FilmTipp I Arte-Doku: Gast-Arbeiter. Die Entwurzelten Marokkos

Der Ruhrpottologe guckt ja auch mal über den Tellerrand vom Ruhrpott. Da gibt es noch einige Dinge zu sehen. Zum Beispiel, wie ist das denn mit Gastarbeitern für den Bergbau in den anderen Ländern gewesen?

Frankreich zum Beispiel hat nicht, wie Deutschland Türken angeworben, sondern unter anderem Marokkaner. Sie sollten in Nordfrankreich und im Elsass in den 1960er und 1970er Jahren Bergwerke unterstützen, da es an französischen Arbeitern mangelte.

In der Arte-Doku „Gast-Arbeiter. Die Entwurzelten Marokkos“ werden einige Marokkaner befragt, wie sie es erlebt haben. Hier zur Sendung: Gast-Arbeiter. Die Entwurzelten Marokkos – Die ganze Doku | ARTE

Die meisten kamen vom Dorf, konnten auch nicht die französische Sprache. Viele wollten mehr Geld verdienen, um ihre Eltern stolz zu machen und ihnen zur Unterstützung das Verdiente schicken, damit sie es besser haben werden auf dem kargen Land in Marokko. Doch so einfach war es nicht, wie sie es gedacht hatten.

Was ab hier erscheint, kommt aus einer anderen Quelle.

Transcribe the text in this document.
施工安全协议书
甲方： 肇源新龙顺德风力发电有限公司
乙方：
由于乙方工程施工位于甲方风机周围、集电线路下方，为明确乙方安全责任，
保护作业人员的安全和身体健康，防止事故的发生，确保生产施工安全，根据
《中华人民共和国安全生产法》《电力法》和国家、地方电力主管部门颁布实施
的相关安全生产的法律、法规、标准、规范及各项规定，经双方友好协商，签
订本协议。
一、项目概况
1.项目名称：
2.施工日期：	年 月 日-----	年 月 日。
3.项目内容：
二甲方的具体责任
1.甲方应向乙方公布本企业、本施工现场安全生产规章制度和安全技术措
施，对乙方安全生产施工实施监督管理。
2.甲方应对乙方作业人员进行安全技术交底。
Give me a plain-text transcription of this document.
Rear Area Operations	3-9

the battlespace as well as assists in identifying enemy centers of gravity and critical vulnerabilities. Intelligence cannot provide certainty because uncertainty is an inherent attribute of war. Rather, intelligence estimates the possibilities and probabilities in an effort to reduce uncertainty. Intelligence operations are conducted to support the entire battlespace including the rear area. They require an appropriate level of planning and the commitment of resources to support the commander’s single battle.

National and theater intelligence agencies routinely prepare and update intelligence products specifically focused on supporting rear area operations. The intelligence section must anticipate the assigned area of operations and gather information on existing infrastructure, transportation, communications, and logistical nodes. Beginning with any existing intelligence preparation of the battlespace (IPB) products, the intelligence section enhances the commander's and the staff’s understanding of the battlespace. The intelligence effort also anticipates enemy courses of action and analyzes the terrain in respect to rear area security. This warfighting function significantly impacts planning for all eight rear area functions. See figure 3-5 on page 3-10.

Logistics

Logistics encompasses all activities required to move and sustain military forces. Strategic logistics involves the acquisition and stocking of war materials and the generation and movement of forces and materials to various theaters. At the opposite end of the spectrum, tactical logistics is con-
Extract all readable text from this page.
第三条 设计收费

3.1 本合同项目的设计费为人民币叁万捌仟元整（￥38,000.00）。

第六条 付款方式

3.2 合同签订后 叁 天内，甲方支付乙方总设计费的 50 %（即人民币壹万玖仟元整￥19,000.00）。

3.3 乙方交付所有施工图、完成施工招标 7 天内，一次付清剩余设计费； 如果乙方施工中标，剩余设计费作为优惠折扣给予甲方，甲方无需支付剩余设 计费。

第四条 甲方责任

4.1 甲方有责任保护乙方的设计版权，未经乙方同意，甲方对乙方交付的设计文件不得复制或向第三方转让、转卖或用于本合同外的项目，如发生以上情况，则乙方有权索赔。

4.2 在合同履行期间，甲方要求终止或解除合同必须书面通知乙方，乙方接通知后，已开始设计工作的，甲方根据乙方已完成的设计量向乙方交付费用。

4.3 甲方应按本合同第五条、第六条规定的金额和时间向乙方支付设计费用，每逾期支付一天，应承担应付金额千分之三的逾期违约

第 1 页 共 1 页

In den Dörfern und auf dem Land lebten die meisten von Schafe hüten, Datteln pflücken oder waren tätig in der Landwirtschaft und sonst nichts. Als eines Tages Felix Mora, ein Kenner der Marokkanischen Verhältnisse kam, und Marokkaner für die französische Wirtschaft vom Fließband bei Renault bis hin zum Bergbau anwarb, ließen die 18 bis 25 Jährigen Marokkanischen Männer dies sich nicht zwei Mal sagen. Wie bei einer musterungsärztliche Begutachtung beim Militär wurde die körperliche Konstitution der Männer untersucht. Ein grüner Stempel bedeutete Tauglich. Ein roter Stempel bedeutete weiterhin Schafe hüten.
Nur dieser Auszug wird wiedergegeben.